Analysis: The provision was examined in the light of the rights guaranteed by Article 19(1)(a) and Article 19(1)(b) of the Constitution of India. A total prohibition on demonstrations was held to infringe those freedoms, while a prohibition on strikes was distinguished because there is no fundamental right to resort to a strike. The validity of the rule therefore depended on separating the two parts of the restriction.
Conclusion: Rule 4(A) was invalid to the extent that it prohibited demonstrations, but it remained valid insofar as it prohibited strikes.
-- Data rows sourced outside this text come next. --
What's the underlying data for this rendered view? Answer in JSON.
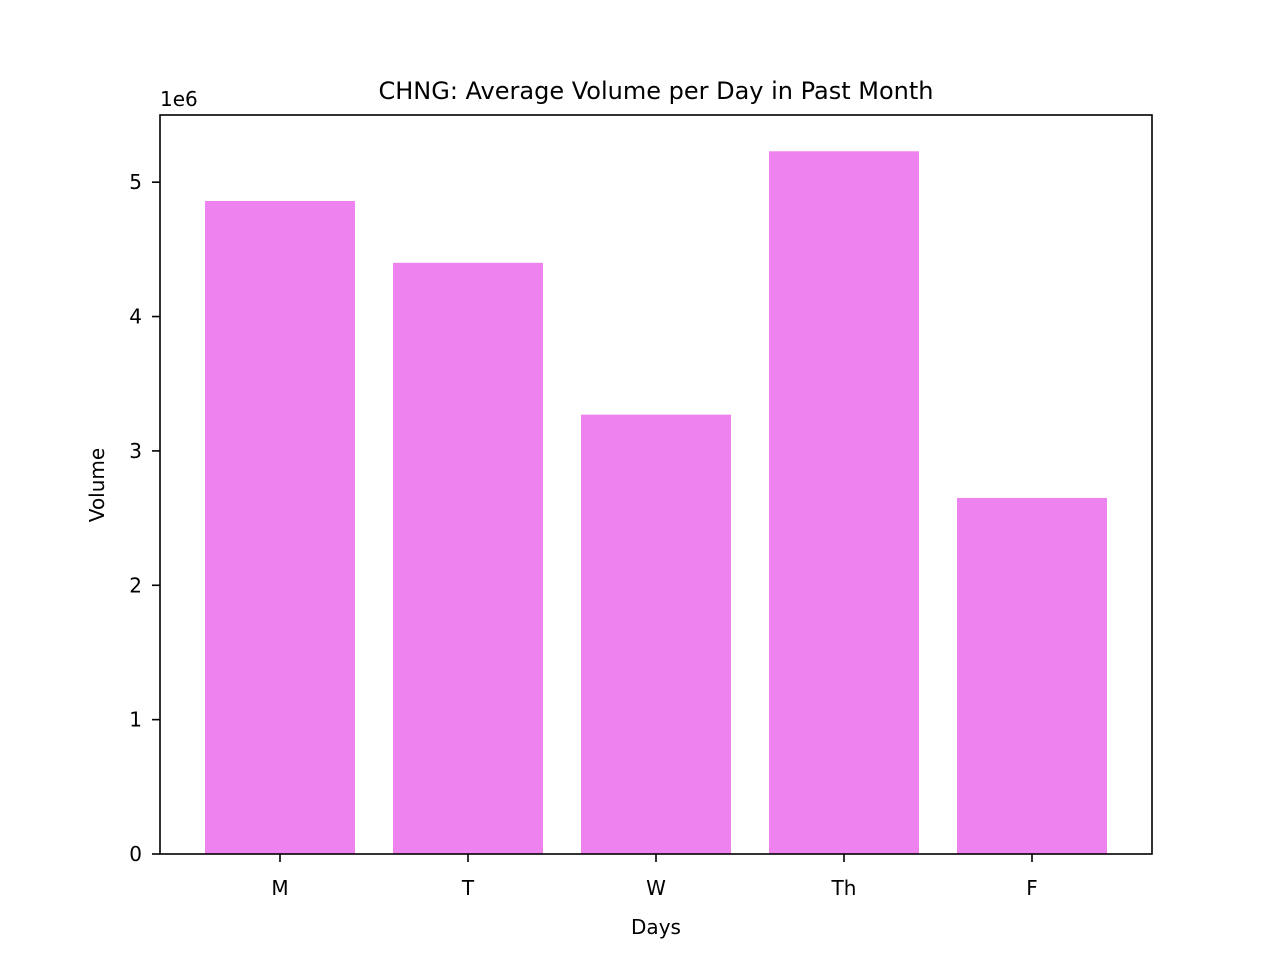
{
  "chart_data": {
    "type": "bar",
    "title": "CHNG: Average Volume per Day in Past Month",
    "xlabel": "Days",
    "ylabel": "Volume",
    "y_offset_label": "1e6",
    "categories": [
      "M",
      "T",
      "W",
      "Th",
      "F"
    ],
    "values": [
      4860000,
      4400000,
      3270000,
      5230000,
      2650000
    ],
    "ylim": [
      0,
      5500000
    ],
    "y_ticks": [
      0,
      1000000,
      2000000,
      3000000,
      4000000,
      5000000
    ],
    "y_tick_labels": [
      "0",
      "1",
      "2",
      "3",
      "4",
      "5"
    ],
    "grid": false,
    "bar_color": "#ee82ee"
  }
}
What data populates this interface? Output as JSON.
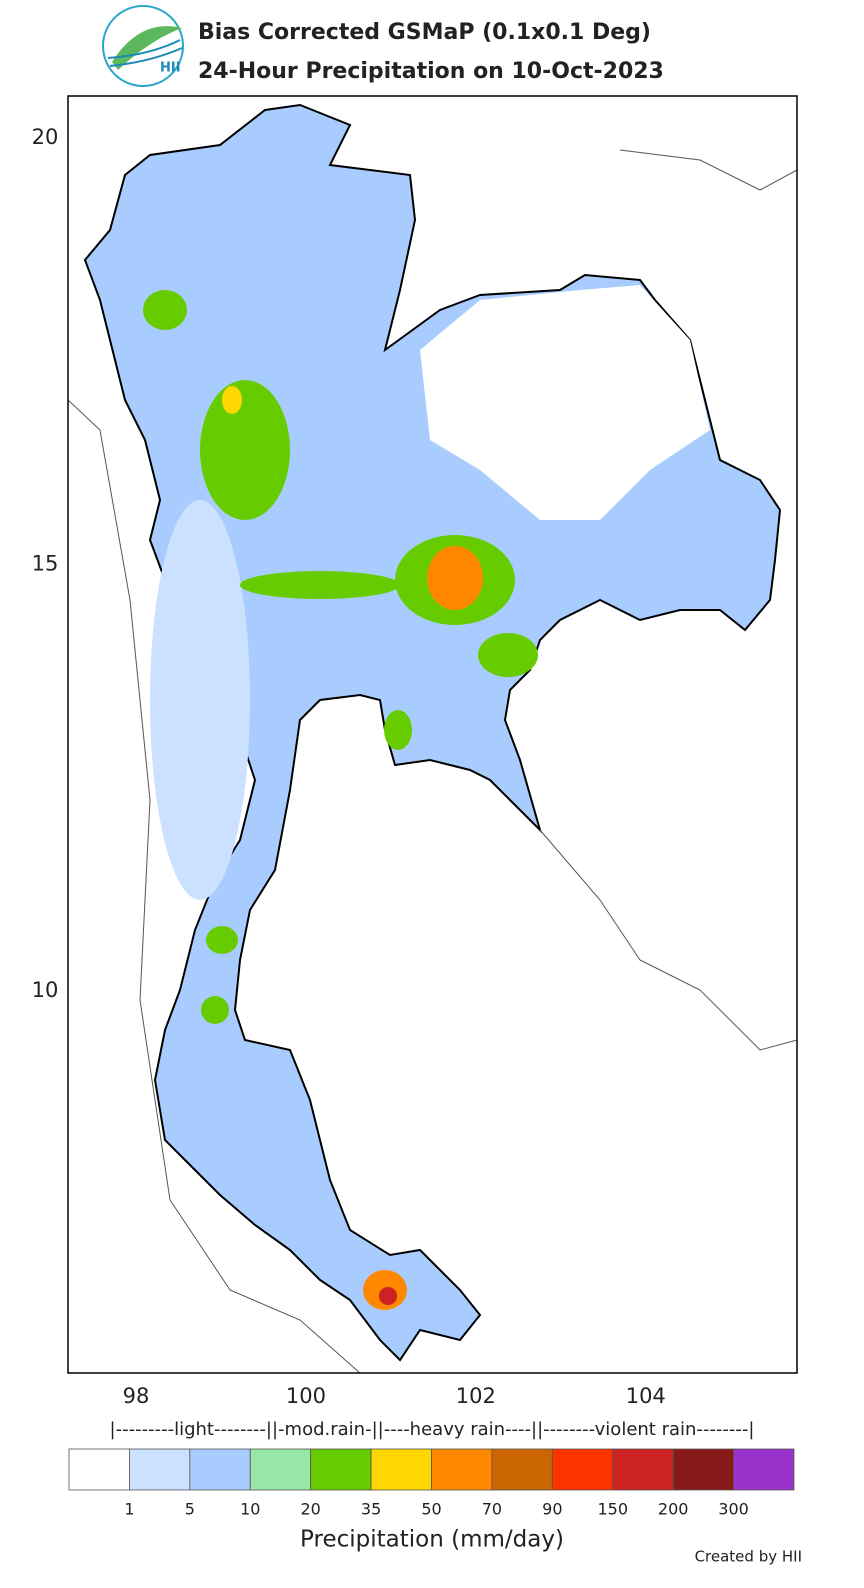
{
  "header": {
    "logo_text": "HII",
    "title_line1": "Bias Corrected GSMaP (0.1x0.1 Deg)",
    "title_line2": "24-Hour Precipitation on 10-Oct-2023"
  },
  "map": {
    "xlim": [
      97.2,
      105.78
    ],
    "ylim": [
      5.52,
      20.49
    ],
    "xticks": [
      98,
      100,
      102,
      104
    ],
    "yticks": [
      10,
      15,
      20
    ]
  },
  "colorbar": {
    "categories": "|---------light--------||-mod.rain-||----heavy rain----||--------violent rain--------|",
    "colors": [
      "#ffffff",
      "#cce0ff",
      "#a9ccff",
      "#98e6a8",
      "#66cc00",
      "#ffd700",
      "#ff8800",
      "#cc6600",
      "#ff3300",
      "#cc2222",
      "#881a1a",
      "#9933cc"
    ],
    "bounds": [
      1,
      5,
      10,
      20,
      35,
      50,
      70,
      90,
      150,
      200,
      300
    ],
    "label": "Precipitation (mm/day)"
  },
  "footer": {
    "credit": "Created by HII"
  }
}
Issue (ii): Whether Rule 4(B) of the Central Civil Services (Conduct) Rules, 1955 was valid in so far as it required Government servants to cease membership of an unrecognized or de-recognized service association.
Analysis: The rule was tested against Article 19(1)(c) of the Constitution of India and the saving provision in Article 19(4). The restriction was held not to be saved because the connection between recognition or withdrawal of recognition of an association and public order was neither proximate nor direct. The conditions governing recognition could operate on grounds unrelated to public order, making the restriction excessive and destructive of the right to form associations.
Conclusion: Rule 4(B) was invalid.
Issue (iii): Whether departmental proceedings founded on charges based on the invalid part of Rule 4(A) could be sustained.
Analysis: The charges against the respondent were based on participation in demonstrations and preparation for a strike, and not on participation in a strike as such. Since the charge rested on the part of Rule 4(A) that was held invalid, the proceedings could not survive. The invalidity of that part of the rule necessarily undermined the departmental action founded upon it.
Conclusion: The departmental proceedings based on that charge were unsustainable and had to be quashed.
Final Conclusion: The challenge to Rule 4(B) succeeded, the challenge to Rule 4(A) succeeded only in part, and the disciplinary proceedings based on the invalid portion of Rule 4(A) could not stand.
Ratio Decidendi: A restriction on the constitutional right to form associations must have a real, proximate and direct relation to public order to be saved by Article 19(4), and a departmental charge founded exclusively on an invalid portion of a service rule cannot sustain disciplinary proceedings.